Bunlar önemli adımlar.
Ne yazık ki Ahmet Nur Çebi yönetimi eski futbolculara yani futboldan gelenlere sırtını döndü. Mecbur kalmasaydı gider ayak da olsa Rıza Çalımbay'a görev falan vermeyecekti. Zorunluluktan oldu. Ama iyi oldu.
Hasan Arat Beşiktaş başkanlığına yakışacak bir isimdir. Başkan seçilmesi halinde başarılı olacağına ya da başarılı olmak için tüm gücüyle çalışacağına inanıyorum.
Gelelim Serdal Adalı'ya.
Onun da Beşiktaşlılığından kimsenin kuşkusu yoktur. O da başarılı olmak için elinden geleni ardına koymayacaktır.
Yalnız ben şu vaadine takıldım. "Talisca olmazsa iki büyük dünya yıldızı!"
Beşiktaş'ı daha da borçlandıracak böyle maceralara girmeye gerek var mı bilmem. Zaten borç gırtlakta. Önemli olan dünyaca ünlü (!) yıldız almak değil. Önemli olan doğru transferlerle doğru bir takım kurmak. Transferden önce kurulacak futboldan anlayan Beşiktaşlı isimlerin olduğu komiteyle araştırıp ondan sonra almak.
Sanırım Serdal Adalı seçim vaadi olarak yaptı bunu. Camiayı ve taraftarları heyecanlandırmak istedi.
Neyse... Ben Serdal Adalı'nın asıl seçim bombasına geleyim.
Serdal Adalı'yı başkan adayı olması için ikna etmek isteyenlerin başında Metin Keçeli geliyordu.
Metin Keçeli biliyorsunuz; Süleyman Seba'nın ilk başkan seçilmesinden son anına kadar yanında olan isimdi ve sağ koluydu. Fazla reklamını yapmaz. Ama Beşiktaş başarısız olduğunda uyuyamaz! Sanıyorum Serdal Adalı'yla Beşiktaş'ın başaracağına inanmış olmalı ki; onun içindi bu ısrar.
Serdal Adalı da sonunda;
- Sen varsan olur. Yoksa olmam; demiş.
Metin Keçeli de zorunlu olarak "Kabul" karşılığını vermiş.

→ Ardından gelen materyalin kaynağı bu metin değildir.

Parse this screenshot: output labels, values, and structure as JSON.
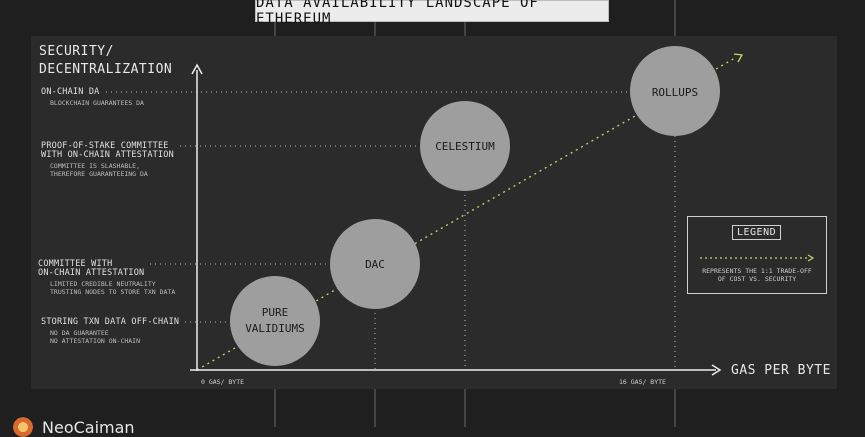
{
  "title": "DATA AVAILABILITY LANDSCAPE OF ETHEREUM",
  "y_axis_title": [
    "SECURITY/",
    "DECENTRALIZATION"
  ],
  "x_axis_title": "GAS PER BYTE",
  "x_ticks": [
    "0 GAS/ BYTE",
    "16 GAS/ BYTE"
  ],
  "levels": [
    {
      "label": [
        "ON-CHAIN DA"
      ],
      "sub": [
        "BLOCKCHAIN GUARANTEES DA"
      ]
    },
    {
      "label": [
        "PROOF-OF-STAKE COMMITTEE",
        "WITH ON-CHAIN ATTESTATION"
      ],
      "sub": [
        "COMMITTEE IS SLASHABLE,",
        "THEREFORE GUARANTEEING DA"
      ]
    },
    {
      "label": [
        "COMMITTEE WITH",
        "ON-CHAIN ATTESTATION"
      ],
      "sub": [
        "LIMITED CREDIBLE NEUTRALITY",
        "TRUSTING NODES TO STORE TXN DATA"
      ]
    },
    {
      "label": [
        "STORING TXN DATA OFF-CHAIN"
      ],
      "sub": [
        "NO DA GUARANTEE",
        "NO ATTESTATION ON-CHAIN"
      ]
    }
  ],
  "nodes": [
    {
      "label": [
        "ROLLUPS"
      ]
    },
    {
      "label": [
        "CELESTIUM"
      ]
    },
    {
      "label": [
        "DAC"
      ]
    },
    {
      "label": [
        "PURE",
        "VALIDIUMS"
      ]
    }
  ],
  "legend": {
    "title": "LEGEND",
    "description": [
      "REPRESENTS THE 1:1 TRADE-OFF",
      "OF COST VS. SECURITY"
    ]
  },
  "brand": "NeoCaiman",
  "colors": {
    "background": "#1f1f1f",
    "panel": "#2b2b2b",
    "node_fill": "#9e9e9e",
    "tradeoff_line": "#c8d86a",
    "guide_line": "#bfbfbf"
  }
}
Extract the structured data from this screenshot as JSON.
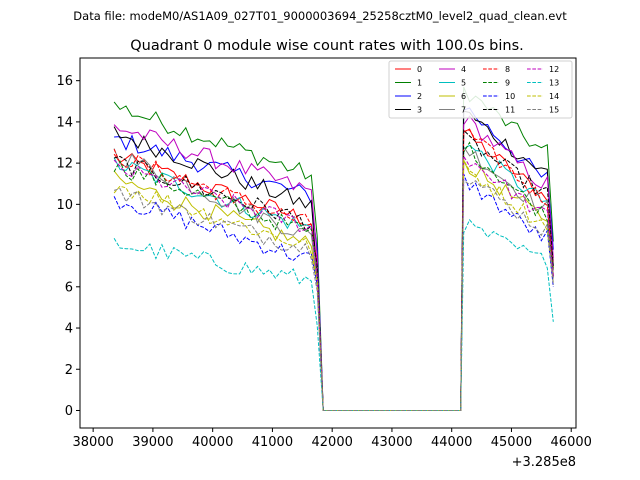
{
  "chart_data": {
    "type": "line",
    "suptitle": "Data file: modeM0/AS1A09_027T01_9000003694_25258cztM0_level2_quad_clean.evt",
    "title": "Quadrant 0 module wise count rates with 100.0s bins.",
    "xlabel": "",
    "ylabel": "",
    "x_offset_label": "+3.285e8",
    "xlim": [
      37780,
      46080
    ],
    "ylim": [
      -0.85,
      17.1
    ],
    "x_ticks": [
      38000,
      39000,
      40000,
      41000,
      42000,
      43000,
      44000,
      45000,
      46000
    ],
    "y_ticks": [
      0,
      2,
      4,
      6,
      8,
      10,
      12,
      14,
      16
    ],
    "segment1": {
      "x_start": 38350,
      "x_end": 41650,
      "step": 100
    },
    "drop_x": 41750,
    "gap": {
      "x_start": 41850,
      "x_end": 44150
    },
    "segment2": {
      "x_start": 44200,
      "x_end": 45700,
      "step": 100
    },
    "legend_position": "upper right",
    "series": [
      {
        "name": "0",
        "color": "#ff0000",
        "dash": "solid",
        "start": 12.3,
        "end": 9.2,
        "peak2": 13.5,
        "end2": 10.5,
        "last": 7.2
      },
      {
        "name": "1",
        "color": "#008000",
        "dash": "solid",
        "start": 14.8,
        "end": 11.4,
        "peak2": 15.6,
        "end2": 12.6,
        "last": 8.2
      },
      {
        "name": "2",
        "color": "#0000ff",
        "dash": "solid",
        "start": 13.2,
        "end": 10.4,
        "peak2": 14.8,
        "end2": 11.3,
        "last": 7.8
      },
      {
        "name": "3",
        "color": "#000000",
        "dash": "solid",
        "start": 13.5,
        "end": 9.9,
        "peak2": 14.5,
        "end2": 11.6,
        "last": 6.5
      },
      {
        "name": "4",
        "color": "#bf00bf",
        "dash": "solid",
        "start": 13.8,
        "end": 10.6,
        "peak2": 14.2,
        "end2": 11.0,
        "last": 7.4
      },
      {
        "name": "5",
        "color": "#00bfbf",
        "dash": "solid",
        "start": 12.0,
        "end": 8.8,
        "peak2": 13.0,
        "end2": 10.2,
        "last": 7.0
      },
      {
        "name": "6",
        "color": "#bfbf00",
        "dash": "solid",
        "start": 11.2,
        "end": 8.0,
        "peak2": 12.0,
        "end2": 9.4,
        "last": 6.6
      },
      {
        "name": "7",
        "color": "#808080",
        "dash": "solid",
        "start": 12.5,
        "end": 8.4,
        "peak2": 12.8,
        "end2": 9.8,
        "last": 6.4
      },
      {
        "name": "8",
        "color": "#ff0000",
        "dash": "dashed",
        "start": 12.4,
        "end": 9.0,
        "peak2": 13.6,
        "end2": 10.3,
        "last": 6.9
      },
      {
        "name": "9",
        "color": "#008000",
        "dash": "dashed",
        "start": 11.9,
        "end": 8.6,
        "peak2": 12.9,
        "end2": 9.6,
        "last": 6.8
      },
      {
        "name": "10",
        "color": "#0000ff",
        "dash": "dashed",
        "start": 10.3,
        "end": 7.3,
        "peak2": 11.2,
        "end2": 8.4,
        "last": 6.0
      },
      {
        "name": "11",
        "color": "#000000",
        "dash": "dashed",
        "start": 12.1,
        "end": 9.1,
        "peak2": 13.2,
        "end2": 10.6,
        "last": 7.0
      },
      {
        "name": "12",
        "color": "#bf00bf",
        "dash": "dashed",
        "start": 11.8,
        "end": 8.9,
        "peak2": 12.4,
        "end2": 9.5,
        "last": 6.5
      },
      {
        "name": "13",
        "color": "#00bfbf",
        "dash": "dashed",
        "start": 8.1,
        "end": 6.3,
        "peak2": 9.0,
        "end2": 7.3,
        "last": 4.3
      },
      {
        "name": "14",
        "color": "#bfbf00",
        "dash": "dashed",
        "start": 11.0,
        "end": 7.9,
        "peak2": 11.8,
        "end2": 9.1,
        "last": 6.2
      },
      {
        "name": "15",
        "color": "#808080",
        "dash": "dashed",
        "start": 10.6,
        "end": 7.8,
        "peak2": 11.5,
        "end2": 8.8,
        "last": 6.1
      }
    ]
  }
}
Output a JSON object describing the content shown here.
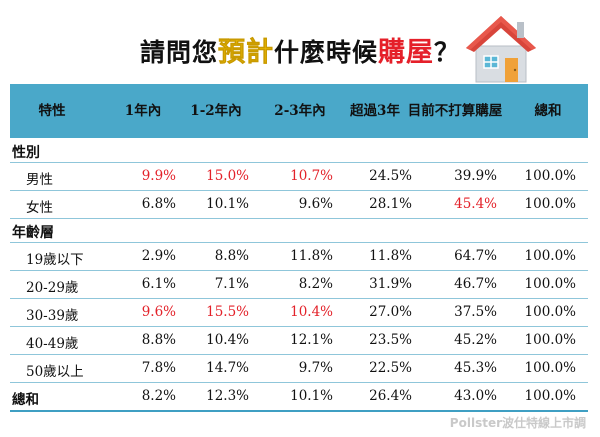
{
  "title": {
    "before": "請問您",
    "hl1": "預計",
    "mid": "什麼時候",
    "hl2": "購屋",
    "after": "？"
  },
  "columns": [
    "特性",
    "1年內",
    "1-2年內",
    "2-3年內",
    "超過3年",
    "目前不打算購屋",
    "總和"
  ],
  "columns_wrapped": {
    "5": [
      "目前不打算",
      "購屋"
    ]
  },
  "sections": [
    {
      "label": "性別",
      "rows": [
        {
          "label": "男性",
          "values": [
            "9.9%",
            "15.0%",
            "10.7%",
            "24.5%",
            "39.9%",
            "100.0%"
          ],
          "red": [
            0,
            1,
            2
          ]
        },
        {
          "label": "女性",
          "values": [
            "6.8%",
            "10.1%",
            "9.6%",
            "28.1%",
            "45.4%",
            "100.0%"
          ],
          "red": [
            4
          ]
        }
      ]
    },
    {
      "label": "年齡層",
      "rows": [
        {
          "label": "19歲以下",
          "values": [
            "2.9%",
            "8.8%",
            "11.8%",
            "11.8%",
            "64.7%",
            "100.0%"
          ],
          "red": []
        },
        {
          "label": "20-29歲",
          "values": [
            "6.1%",
            "7.1%",
            "8.2%",
            "31.9%",
            "46.7%",
            "100.0%"
          ],
          "red": []
        },
        {
          "label": "30-39歲",
          "values": [
            "9.6%",
            "15.5%",
            "10.4%",
            "27.0%",
            "37.5%",
            "100.0%"
          ],
          "red": [
            0,
            1,
            2
          ]
        },
        {
          "label": "40-49歲",
          "values": [
            "8.8%",
            "10.4%",
            "12.1%",
            "23.5%",
            "45.2%",
            "100.0%"
          ],
          "red": []
        },
        {
          "label": "50歲以上",
          "values": [
            "7.8%",
            "14.7%",
            "9.7%",
            "22.5%",
            "45.3%",
            "100.0%"
          ],
          "red": []
        }
      ]
    }
  ],
  "total_row": {
    "label": "總和",
    "values": [
      "8.2%",
      "12.3%",
      "10.1%",
      "26.4%",
      "43.0%",
      "100.0%"
    ]
  },
  "footer": "Pollster波仕特線上市調",
  "colors": {
    "header_bg": "#4aa8c9",
    "highlight_red": "#e3222a",
    "title_yellow": "#f6c400"
  },
  "icons": [
    "house-icon"
  ]
}
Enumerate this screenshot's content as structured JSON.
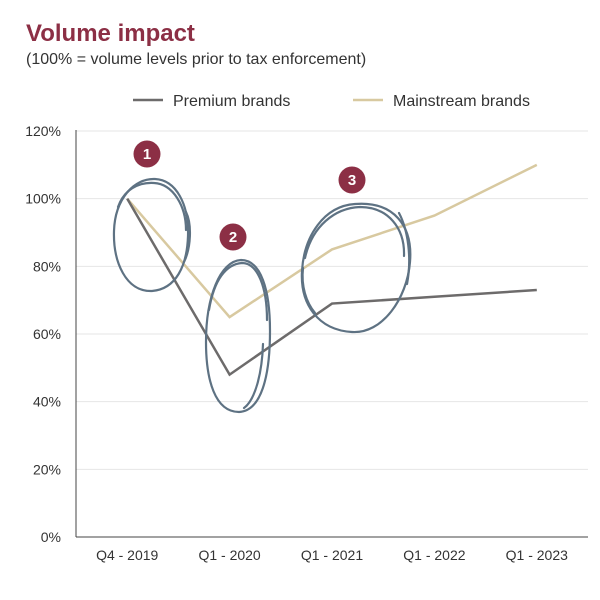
{
  "title": "Volume impact",
  "subtitle": "(100% = volume levels prior to tax enforcement)",
  "colors": {
    "title": "#8c2f45",
    "premium": "#6d6b6b",
    "mainstream": "#d8c9a0",
    "annotation": "#5e7283",
    "badge": "#8c2f45",
    "grid": "#e6e6e6",
    "axis": "#444444"
  },
  "annotations": [
    "1",
    "2",
    "3"
  ],
  "chart_data": {
    "type": "line",
    "categories": [
      "Q4 - 2019",
      "Q1 - 2020",
      "Q1 - 2021",
      "Q1 - 2022",
      "Q1 - 2023"
    ],
    "series": [
      {
        "name": "Premium brands",
        "values": [
          100,
          48,
          69,
          71,
          73
        ]
      },
      {
        "name": "Mainstream brands",
        "values": [
          100,
          65,
          85,
          95,
          110
        ]
      }
    ],
    "yticks": [
      "0%",
      "20%",
      "40%",
      "60%",
      "80%",
      "100%",
      "120%"
    ],
    "ylim": [
      0,
      120
    ],
    "grid": true,
    "legend_position": "top"
  }
}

Bir süredir Bodrum'daki evinde yaşayan Metin Keçeli, bunun üzerine yarın sabah ilk uçağa biletini almış. İstanbul'a geliyor.
Efsane geri dönüyor yani. Serdal Adalı'ya hem oy potansiyeli (Keçeli ailesinin oy toplamı bir hayli fazla), hem de yöneticilik tecrübesiyle çok şey katacağı ortada. Keçeli ismi ibreyi Adalı'ya kaydırabilir.
Sonuçta diyeceğim şu. Beşiktaş pırıl pırıl iki Beşiktaşlı adayla seçime gidiyor. Bakalım hangisi kazanacak? Görünen şu ki hangisi kazanırsa kazansın Beşiktaş asla bugünkünden daha kötü olmayacak.